Karnan opens with a scene of a girl who is not more than 10, suffering a fatal seizure in the middle of a road. Nobody comes to her rescue and she stops moving after a while. As she lies there quietly, you can see an oncoming bus, whose driver seems to be unaware of the girl lying on the road, or so you think. And you know in a bit she will directly come under the wheels of the bus. You watch the scene with horror as it finally happens. The bus runs over her, and then another. It happens over and over again as no one stops to help the little girl. The girl on the main road is a metaphor. Like a street dog, she is left alone on the road as if her young life has no value. The heavy emotions that the opening scene evokes in you will only grow stronger as you come to see how a community of people are dehumanised.
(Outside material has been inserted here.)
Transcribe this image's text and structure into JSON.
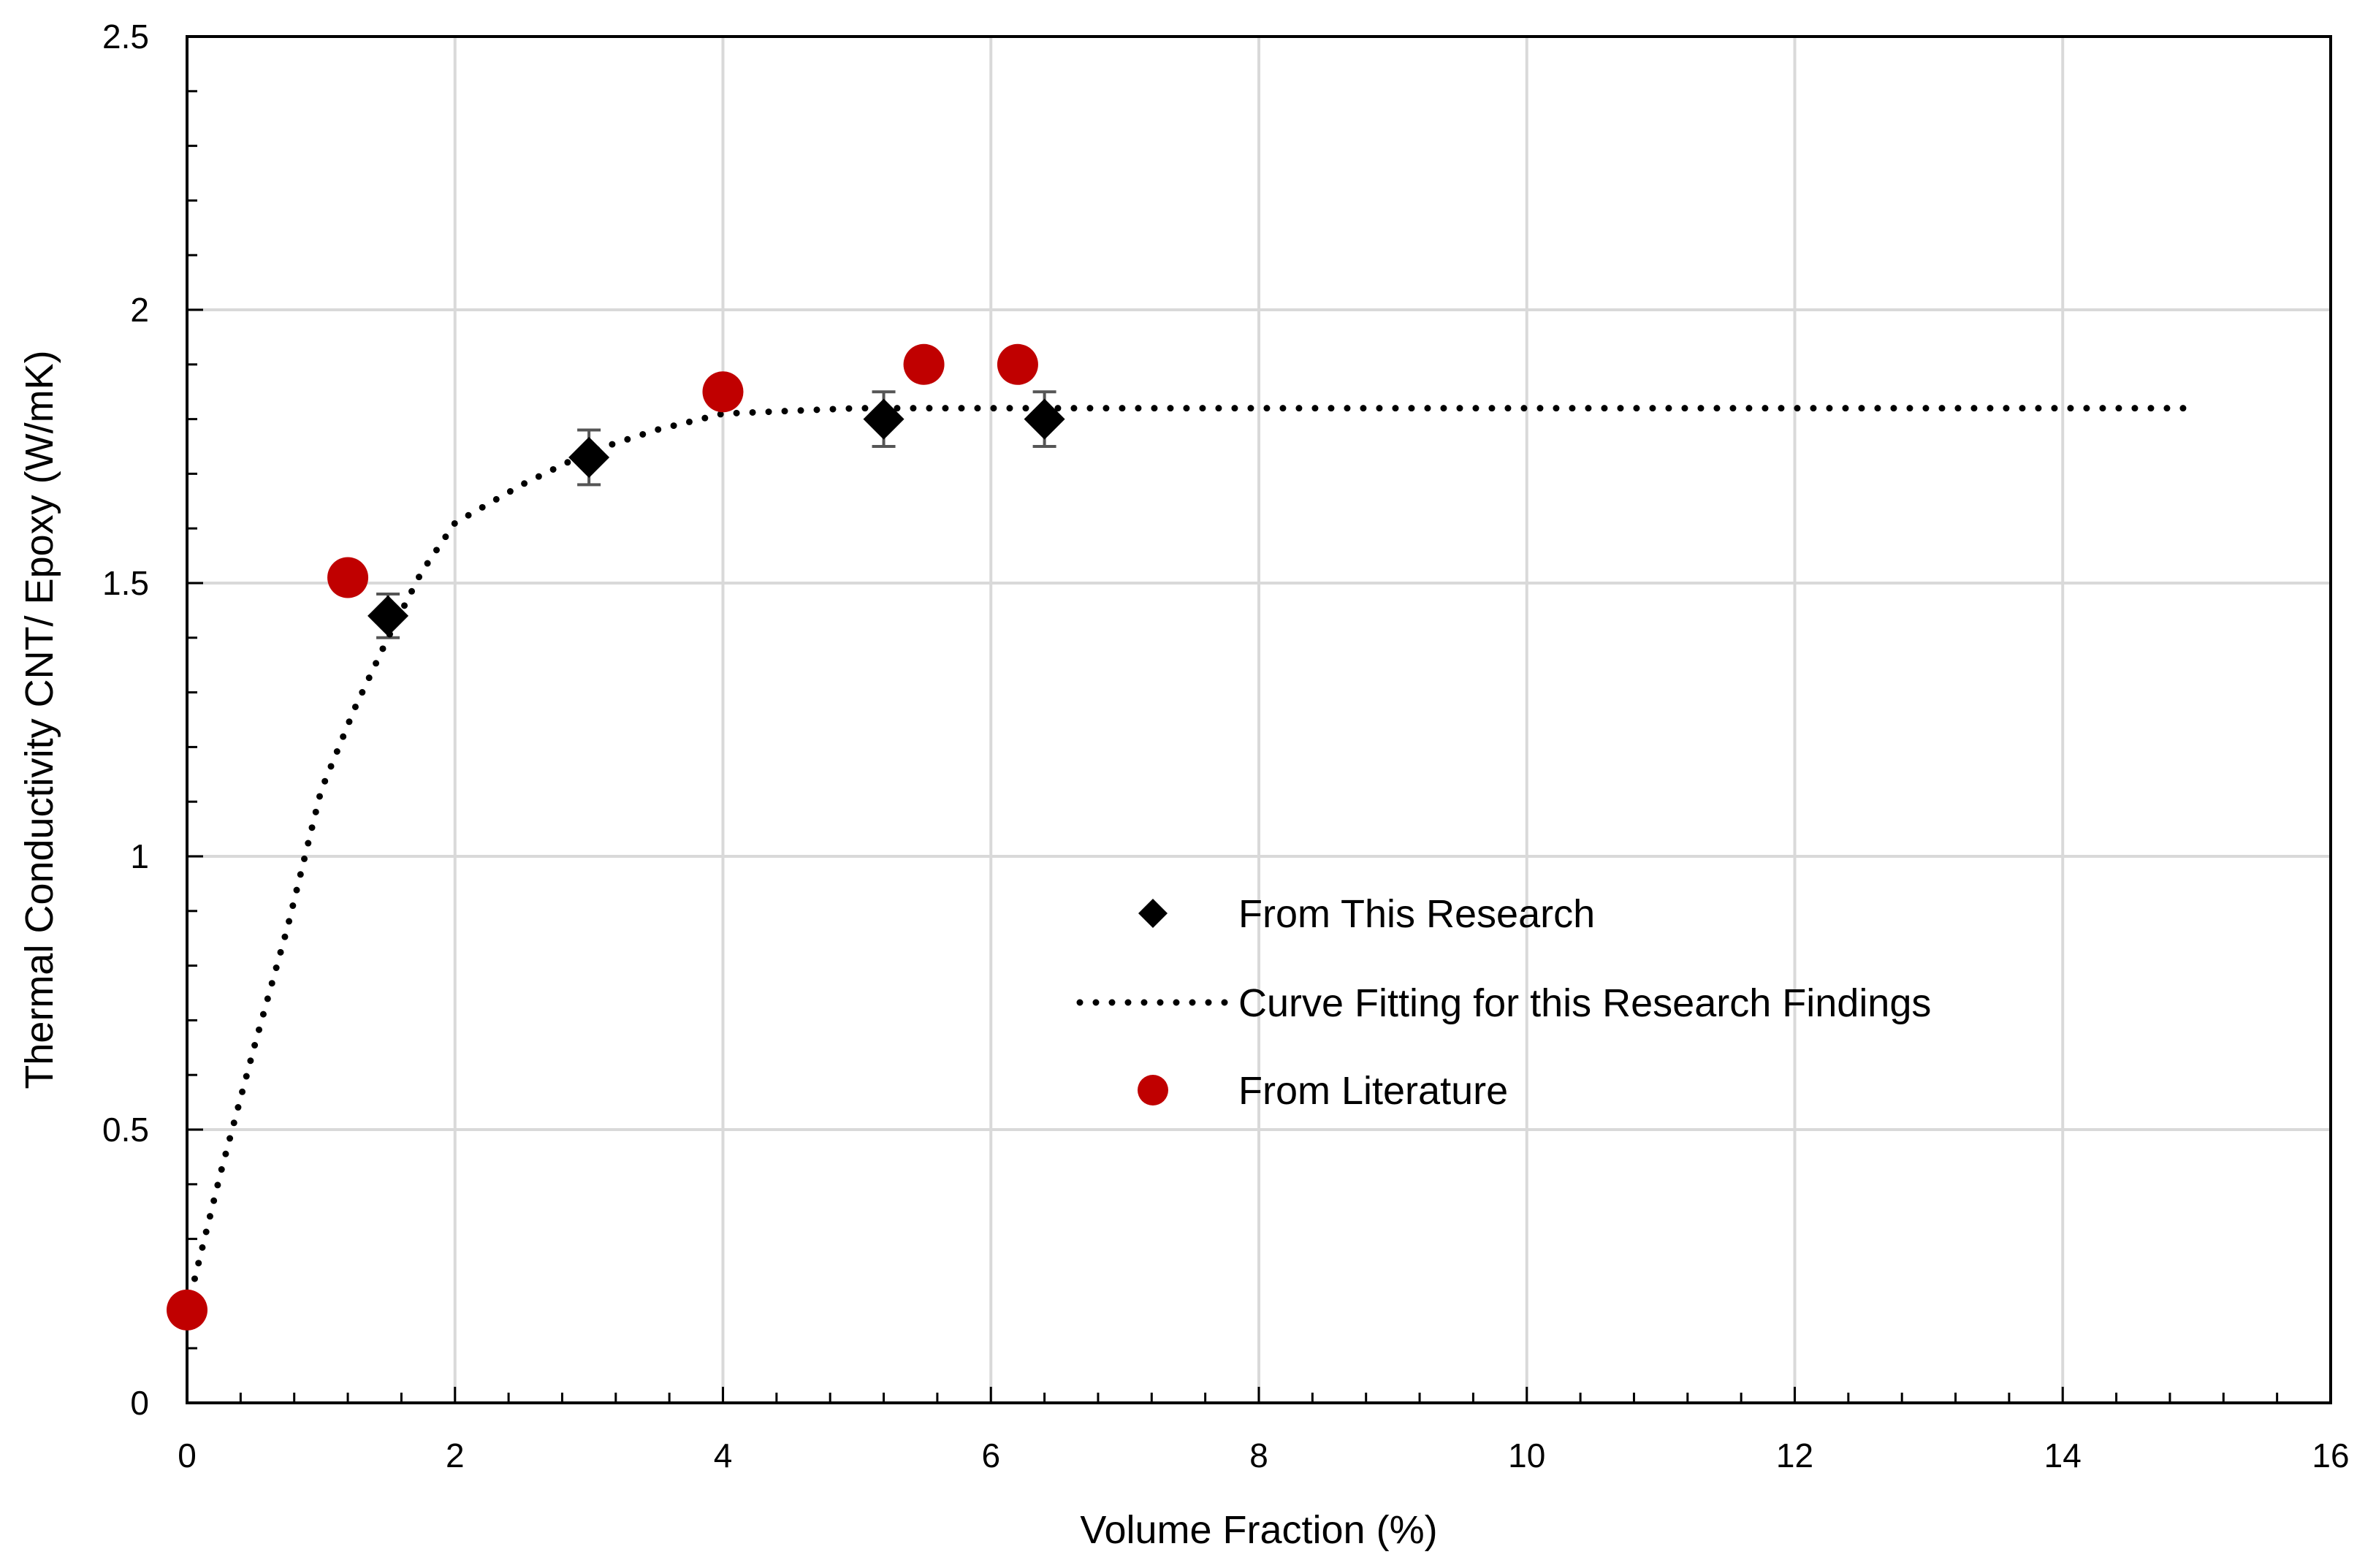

It is pointless to discuss the plot of Karnan. It is unfair to measure this film in terms of story and whether you agree with the logic of the narration. This film needs to be experienced emotionally and visually. It is an approximation of generations of sufferings of people, who have been subjected to unspeakable atrocities owing to where they belong in the caste hierarchy. For example, standing up for one’s self-respect is suicidal. Demanding basic human rights is akin to asking for death for an entire village.

A high-level cop bays for the blood simply because his pride was hurt when the village head refuses to remove the towel around his head. He also did not like the fact that the men in the village did not bow in front of him and looked him in the eye. He is not worried about vandalism committed by the villagers. He would have let it slide, only if the villagers prostrated themselves before him. We read and watch news about caste-based violence and move on with our comfortable lives. But, Karnan will not allow you to do that. This film will pull you in and make you experience what a heavily persecuted community goes through. It is even hard to imagine that people in real life endured and still endure such tragedies not very far from us.

Director Mari Selvaraj’s Karnan is a revolutionary, unlike Pariyerum Perumal, he doesn’t take insults lying down. Karnan is fearless and he hits back when needed much to our satisfaction. We see Dhanush’s Karnan bursting in a fit of rage and attacking public property. But, you don’t feel anger at him for destroying properties funded by taxpayers. Instead, you understand his rage and see the meaninglessness of the existence of such properties, which actually doesn’t help the needy. What they do is they add more pomp to an already inflated pride of people in power, giving them a superiority complex to mistreat the less privileged.

Karnan is also cinematically wonderful. Theni Eswar’s cinematography mythologizes the struggles of villagers and their saviour Karnan. The film has many wonderful images that will have a profound impact on you. And Santhosh Narayanan’s score, especially the picturization of Kandaa Vara Sollunga, is a beauty to behold.